What Is Black Salve (Cancema)?
People with cancer will often go to extreme lengths while searching for alternative treatment methods. Some of these treatments are not approved by government agencies and can do more harm than good. Black salve is the generic name of a controversial topical agent sold by some alternative medicine merchants as a removal of skin cancer. So what is black salve (Cancema)?
Escharotics are substances that destroy skin tissue. They leave behind dead tissue and form a black scar on the skin's surface called an eschar. An eschar is not the same as a scab. A scab consists of cells and body fluids, including dried blood. Eschars are made up of dead tissue.
Eschars typically form as a result of fungal infections, ulcers, necrotizing spider bites, and burn injuries. Sometimes an eschar sloughs off without intervention. In some cases, a physician must surgically remove an eschar to avoid infection. Escharotics were widely used to treat patients with skin lesions during the early 20th century. Modern medicine uses methods that are more effective and far safer.
Black salve is an escharotic that often contains zinc chloride and herbs of chaparral, bloodroot, galangal, graviola, and sometimes burdock.. The ammonium salt content of bloodroot, called sanguinarine, kills living tissue.

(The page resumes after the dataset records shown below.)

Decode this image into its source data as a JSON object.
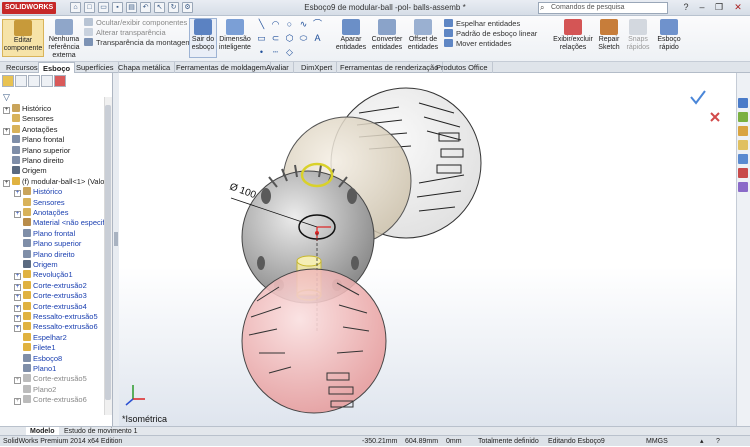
{
  "app": {
    "logo": "SOLIDWORKS",
    "title": "Esboço9 de modular-ball -pol- balls-assemb *"
  },
  "search": {
    "placeholder": "Comandos de pesquisa"
  },
  "ribbon": {
    "editar": "Editar componente",
    "nenhuma": "Nenhuma referência externa",
    "ocultar": "Ocultar/exibir componentes",
    "alterar": "Alterar transparência",
    "transp": "Transparência da montagem",
    "sair": "Sair do esboço",
    "dimensao": "Dimensão inteligente",
    "aparar": "Aparar entidades",
    "converter": "Converter entidades",
    "offset": "Offset de entidades",
    "espelhar": "Espelhar entidades",
    "padrao": "Padrão de esboço linear",
    "mover": "Mover entidades",
    "exibir": "Exibir/excluir relações",
    "repair": "Repair Sketch",
    "snaps": "Snaps rápidos",
    "esboco_rapido": "Esboço rápido"
  },
  "tabs": [
    "Recursos",
    "Esboço",
    "Superfícies",
    "Chapa metálica",
    "Ferramentas de moldagem",
    "Avaliar",
    "DimXpert",
    "Ferramentas de renderização",
    "Produtos Office"
  ],
  "tree": [
    {
      "label": "Histórico",
      "lvl": 0,
      "exp": true,
      "c": "#c9a45a"
    },
    {
      "label": "Sensores",
      "lvl": 0,
      "exp": false,
      "c": "#d8b25a"
    },
    {
      "label": "Anotações",
      "lvl": 0,
      "exp": true,
      "c": "#d8b25a"
    },
    {
      "label": "Plano frontal",
      "lvl": 0,
      "exp": false,
      "c": "#7f8ea8"
    },
    {
      "label": "Plano superior",
      "lvl": 0,
      "exp": false,
      "c": "#7f8ea8"
    },
    {
      "label": "Plano direito",
      "lvl": 0,
      "exp": false,
      "c": "#7f8ea8"
    },
    {
      "label": "Origem",
      "lvl": 0,
      "exp": false,
      "c": "#5a6a80"
    },
    {
      "label": "(f) modular-ball<1> (Valo",
      "lvl": 0,
      "exp": true,
      "c": "#e0b240"
    },
    {
      "label": "Histórico",
      "lvl": 1,
      "exp": true,
      "c": "#c9a45a"
    },
    {
      "label": "Sensores",
      "lvl": 1,
      "exp": false,
      "c": "#d8b25a"
    },
    {
      "label": "Anotações",
      "lvl": 1,
      "exp": true,
      "c": "#d8b25a"
    },
    {
      "label": "Material <não especif",
      "lvl": 1,
      "exp": false,
      "c": "#b88c4a"
    },
    {
      "label": "Plano frontal",
      "lvl": 1,
      "exp": false,
      "c": "#7f8ea8"
    },
    {
      "label": "Plano superior",
      "lvl": 1,
      "exp": false,
      "c": "#7f8ea8"
    },
    {
      "label": "Plano direito",
      "lvl": 1,
      "exp": false,
      "c": "#7f8ea8"
    },
    {
      "label": "Origem",
      "lvl": 1,
      "exp": false,
      "c": "#5a6a80"
    },
    {
      "label": "Revolução1",
      "lvl": 1,
      "exp": true,
      "c": "#e0b240"
    },
    {
      "label": "Corte-extrusão2",
      "lvl": 1,
      "exp": true,
      "c": "#e0b240"
    },
    {
      "label": "Corte-extrusão3",
      "lvl": 1,
      "exp": true,
      "c": "#e0b240"
    },
    {
      "label": "Corte-extrusão4",
      "lvl": 1,
      "exp": true,
      "c": "#e0b240"
    },
    {
      "label": "Ressalto-extrusão5",
      "lvl": 1,
      "exp": true,
      "c": "#e0b240"
    },
    {
      "label": "Ressalto-extrusão6",
      "lvl": 1,
      "exp": true,
      "c": "#e0b240"
    },
    {
      "label": "Espelhar2",
      "lvl": 1,
      "exp": false,
      "c": "#e0b240"
    },
    {
      "label": "Filete1",
      "lvl": 1,
      "exp": false,
      "c": "#e0b240"
    },
    {
      "label": "Esboço8",
      "lvl": 1,
      "exp": false,
      "c": "#7f8ea8"
    },
    {
      "label": "Plano1",
      "lvl": 1,
      "exp": false,
      "c": "#7f8ea8"
    },
    {
      "label": "Corte-extrusão5",
      "lvl": 1,
      "exp": true,
      "c": "#bbbbbb",
      "gray": true
    },
    {
      "label": "Plano2",
      "lvl": 1,
      "exp": false,
      "c": "#bbbbbb",
      "gray": true
    },
    {
      "label": "Corte-extrusão6",
      "lvl": 1,
      "exp": true,
      "c": "#bbbbbb",
      "gray": true
    }
  ],
  "viewport": {
    "dimension": "Ø 100",
    "view_name": "*Isométrica"
  },
  "bottom_tabs": [
    "Modelo",
    "Estudo de movimento 1"
  ],
  "status": {
    "edition": "SolidWorks Premium 2014 x64 Edition",
    "x": "-350.21mm",
    "y": "604.89mm",
    "z": "0mm",
    "defined": "Totalmente definido",
    "editing": "Editando Esboço9",
    "units": "MMGS"
  }
}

Cancema is the brand name for a particular salve. Most western countries strictly regulate the sales of escharotics making unauthorized sales illegal. The manufacture of these topical agents is unregulated, so purity and strength are unverified. Use of these products can damage healthy skin and lead to severe scarring & disfigurement if used incorrectly.
Australia's Therapeutic Goods Administration (TGA) advises consumers against using this product and others like it. The United States Food and Drug Administration (FDA) has gone so far as to place Cancema on its list of fake cancer cures. The list consists of 187 treatments and the FDA takes an active role in banning them for the use of treating cancer.
Cancer patients should do their own research about bloodroot paste (another name for cancema) and heed the warning & strict instructions about the use of escharotics for treatment of their condition. The effectiveness of these products is unproven in the eyes of the TGA and pharmaceutical companies (is this because they cannot be patented?). Conventional treatments for skin cancer include radiation, cryotherapy, Mohs surgery and certain topical agents, including Ingenol mebutate, fluorouracil, and imiquimod. What's your experience?